Actually, minks are very common in Scotland (almost 26,000 in total). So there are other safer places to look for them. Why attacking them under this particular bridge? Dr. Sands said:
“Simple, when you get down to a dog’s level, the solid granite of the bridge’s 18-inch-thick walls obscures their vision and blocks out all sound. As a result, the one sense not obscured, that of smell, goes into overdrive.”
originally posted by: abe froman
a reply to: stormcell
What's the smell that could cause a dog to jump off a bridge?
Is there anywhere else in the world where this happens?
Is there any known smell that would cause a dog to risk that serious of an injury or even death to get to it?
Are there any documented incidents of dogs taking suicidal measures to get to minks?
originally posted by: stormcell
Maybe there is a body wrapped in mink furs buried underneath those ramparts. I've read about stories related to ghosts seen in particular locations such as around stone fireplaces. Sometimes, it was enough to remove those stones. Other times, they would find skeletons nearby (under the floor, trapped in the chimney or behind wall cavities). Some of the ghosts were animals like cats as well as humans.
Or perhaps there is some magnetic or electrical disturbance there, maybe even microwave radiation. Enough to trigger nerve ending receptors. I know that when I use a PCMCIA GPRS card or bluetooth on my smartphones I get a metallic smell. With the PCMCIA card my finger joints ache. Dogs have a sense of smell thousands of time more sensitive than humans, so something we would barely sense would be intense as being in a steamy fish'n'chip shop.
originally posted by: Gordi The Drummer
a reply to: shawmanfromny
That's a pretty misleading thread title if you ask me.
I'm sure the dog's don't "go there to kill themselves".
Every case that I've heard of has pretty much the same description...
A PERSON walks their dog over that bridge, and the dog (seemingly inexplicably) jumps off to his injury or death?
Two things are quite unusual about that bridge;
It has low but solid walls on either side (there are no gaps to see through from a low perspective).

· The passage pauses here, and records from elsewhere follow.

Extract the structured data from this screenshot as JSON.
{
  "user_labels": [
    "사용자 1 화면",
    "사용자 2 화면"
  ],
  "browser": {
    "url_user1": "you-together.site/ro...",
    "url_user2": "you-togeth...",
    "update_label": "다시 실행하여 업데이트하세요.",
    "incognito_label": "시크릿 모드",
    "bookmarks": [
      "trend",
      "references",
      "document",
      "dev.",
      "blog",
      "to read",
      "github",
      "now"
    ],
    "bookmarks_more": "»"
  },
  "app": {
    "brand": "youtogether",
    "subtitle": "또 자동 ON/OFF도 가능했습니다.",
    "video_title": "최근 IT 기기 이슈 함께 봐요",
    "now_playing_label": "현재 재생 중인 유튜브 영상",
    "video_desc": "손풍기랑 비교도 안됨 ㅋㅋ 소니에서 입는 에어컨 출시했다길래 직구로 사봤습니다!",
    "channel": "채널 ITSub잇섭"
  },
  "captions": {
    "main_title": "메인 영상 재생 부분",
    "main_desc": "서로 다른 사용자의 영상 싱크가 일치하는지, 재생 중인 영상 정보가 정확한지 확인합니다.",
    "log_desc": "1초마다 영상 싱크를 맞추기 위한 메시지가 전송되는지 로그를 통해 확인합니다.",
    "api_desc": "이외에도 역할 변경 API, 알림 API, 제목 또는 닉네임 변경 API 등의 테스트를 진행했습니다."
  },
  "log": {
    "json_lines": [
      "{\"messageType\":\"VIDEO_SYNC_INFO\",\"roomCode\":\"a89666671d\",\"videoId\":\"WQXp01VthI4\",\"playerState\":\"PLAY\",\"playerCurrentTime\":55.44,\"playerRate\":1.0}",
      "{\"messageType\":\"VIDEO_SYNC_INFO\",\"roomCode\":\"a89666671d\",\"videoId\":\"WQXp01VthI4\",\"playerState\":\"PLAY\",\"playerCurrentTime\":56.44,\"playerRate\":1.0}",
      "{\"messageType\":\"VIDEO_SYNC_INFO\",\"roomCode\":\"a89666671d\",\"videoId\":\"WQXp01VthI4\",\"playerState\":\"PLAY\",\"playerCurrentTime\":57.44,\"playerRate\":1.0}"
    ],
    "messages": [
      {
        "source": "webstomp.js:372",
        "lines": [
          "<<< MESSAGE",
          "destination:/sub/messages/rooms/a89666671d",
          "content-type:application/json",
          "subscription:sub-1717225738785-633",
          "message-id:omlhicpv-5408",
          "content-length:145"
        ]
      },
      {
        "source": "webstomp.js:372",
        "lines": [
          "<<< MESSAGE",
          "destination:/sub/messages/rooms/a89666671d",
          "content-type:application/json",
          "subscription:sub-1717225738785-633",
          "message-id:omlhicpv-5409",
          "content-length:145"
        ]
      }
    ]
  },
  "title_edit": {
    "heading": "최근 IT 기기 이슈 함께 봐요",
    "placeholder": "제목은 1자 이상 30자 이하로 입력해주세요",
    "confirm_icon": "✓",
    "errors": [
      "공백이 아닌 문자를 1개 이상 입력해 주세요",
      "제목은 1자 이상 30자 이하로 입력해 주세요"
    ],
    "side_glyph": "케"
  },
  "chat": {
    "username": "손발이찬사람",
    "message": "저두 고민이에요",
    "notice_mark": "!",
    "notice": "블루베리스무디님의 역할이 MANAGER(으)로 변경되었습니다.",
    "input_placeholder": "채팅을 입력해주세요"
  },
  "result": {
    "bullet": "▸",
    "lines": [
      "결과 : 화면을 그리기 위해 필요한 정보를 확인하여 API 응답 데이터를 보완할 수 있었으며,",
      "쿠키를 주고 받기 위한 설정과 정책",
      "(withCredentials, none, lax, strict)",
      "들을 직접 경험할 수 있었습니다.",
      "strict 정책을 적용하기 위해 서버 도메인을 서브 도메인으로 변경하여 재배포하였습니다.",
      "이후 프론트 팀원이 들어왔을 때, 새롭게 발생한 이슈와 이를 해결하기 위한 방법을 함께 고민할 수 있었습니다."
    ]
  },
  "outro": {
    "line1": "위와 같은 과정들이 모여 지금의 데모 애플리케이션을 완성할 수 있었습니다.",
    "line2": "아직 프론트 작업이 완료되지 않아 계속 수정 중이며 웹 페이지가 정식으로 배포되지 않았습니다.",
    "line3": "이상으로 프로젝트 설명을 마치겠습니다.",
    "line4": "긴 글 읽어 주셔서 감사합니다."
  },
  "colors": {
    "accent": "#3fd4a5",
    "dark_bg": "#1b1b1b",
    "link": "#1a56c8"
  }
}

It has a very large precipitous drop onto the rocks/river below which does indeed house Mink/Otter and a variety of other wild species that might interest a dog with a good nose.
If you view crossing that bridge from a dogs perspective...
You walk on a wide path (road) through a gatehouse onto a part of the path which has a low but solid wall either side (which blocks your view).
Your view up to that point has been flat, open, grassy ground on either side of the path.
Half way along the part of the path with the low wall... you start smelling the wildlife on the other side of that wall... what could it be?? You sniff the air.... definitely something there!!! and it's just the other side of that low wall...
You can see where this is going?
From a dogs perspective, the only thing between him and chasing the rabbits/otters/mink etc that he can smell is that low wall... one small jump later and we have a tragic dog fall.
A few more dogs making the same mistake and a spooky "mystery" is born.
Cut some slots in the bridge walls so that the dogs can see the drop and we'll see if they still "kill themselves" or not.